Todos la conocían como la Cebra. No porque galopara a
grandes velocidades ni mucho menos por la blanquecina coloración de su
pelambre. El mote tenía su origen en la semejanza que la hermanaba con el asno
y su empedernida costumbre a vestir con gruesas rayas. Puede decirse en su
descargo que no era una cebra común: lo mismo la rodeaban franjas azules que
verdes, rojas o amarillas. Y era precisamente este hecho el que la llevaba a
ser rechazada por la manada, animales guiados por cánones preestablecidos que no
veían con buenos ojos la desviación de uno de ellos. Y si a todo eso le agregamos
que su fenotipo dejaba mucho qué desear... Su enorme altura y su flaca y
alargada grupa, desataban el chismorreo de compadres y comadres:
—¡Esta cabrona más parece una jirafa!
Sus más cercanas amistades muchas veces
le sugirieron que mejor se pintara de manchas café y cambiara de manada.

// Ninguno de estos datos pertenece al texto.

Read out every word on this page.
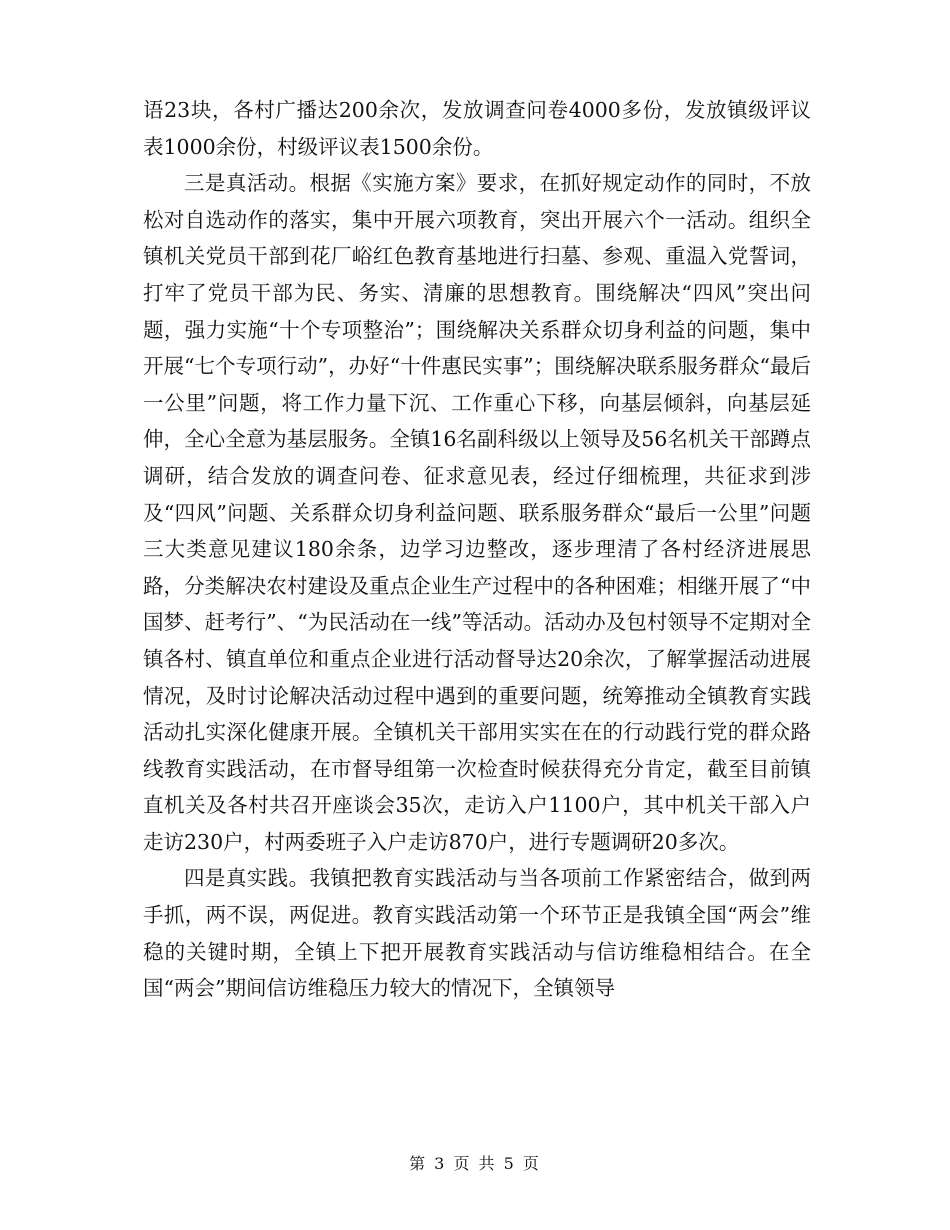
语23块，各村广播达200余次，发放调查问卷4000多份，发放镇级评议表1000余份，村级评议表1500余份。

三是真活动。根据《实施方案》要求，在抓好规定动作的同时，不放松对自选动作的落实，集中开展六项教育，突出开展六个一活动。组织全镇机关党员干部到花厂峪红色教育基地进行扫墓、参观、重温入党誓词，打牢了党员干部为民、务实、清廉的思想教育。围绕解决“四风”突出问题，强力实施“十个专项整治”；围绕解决关系群众切身利益的问题，集中开展“七个专项行动”，办好“十件惠民实事”；围绕解决联系服务群众“最后一公里”问题，将工作力量下沉、工作重心下移，向基层倾斜，向基层延伸，全心全意为基层服务。全镇16名副科级以上领导及56名机关干部蹲点调研，结合发放的调查问卷、征求意见表，经过仔细梳理，共征求到涉及“四风”问题、关系群众切身利益问题、联系服务群众“最后一公里”问题三大类意见建议180余条，边学习边整改，逐步理清了各村经济进展思路，分类解决农村建设及重点企业生产过程中的各种困难；相继开展了“中国梦、赶考行”、“为民活动在一线”等活动。活动办及包村领导不定期对全镇各村、镇直单位和重点企业进行活动督导达20余次，了解掌握活动进展情况，及时讨论解决活动过程中遇到的重要问题，统筹推动全镇教育实践活动扎实深化健康开展。全镇机关干部用实实在在的行动践行党的群众路线教育实践活动，在市督导组第一次检查时候获得充分肯定，截至目前镇直机关及各村共召开座谈会35次，走访入户1100户，其中机关干部入户走访230户，村两委班子入户走访870户，进行专题调研20多次。

四是真实践。我镇把教育实践活动与当各项前工作紧密结合，做到两手抓，两不误，两促进。教育实践活动第一个环节正是我镇全国“两会”维稳的关键时期，全镇上下把开展教育实践活动与信访维稳相结合。在全国“两会”期间信访维稳压力较大的情况下，全镇领导

第 3 页 共 5 页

Pero en el fondo, a pesar de su innata rebeldía, la Cebra era insegura y prefería
ignorar los comentarios hirientes. Hasta ese día en que su idiosincrática bestialidad
se posesionó de su mente y, cansada de habladurías, mandó al demonio a toda la
manada.
—Me tienen hasta la rechingada —dijo con su voz de siempre, mormada y cavernaria. Y se fue
relinchando, pues hacía tiempo rumiaba que, en realidad, no era cebra,
sino una yegua desproporcionada. Desde luego, teoría sustentada en el viejo cuento de El patito feo.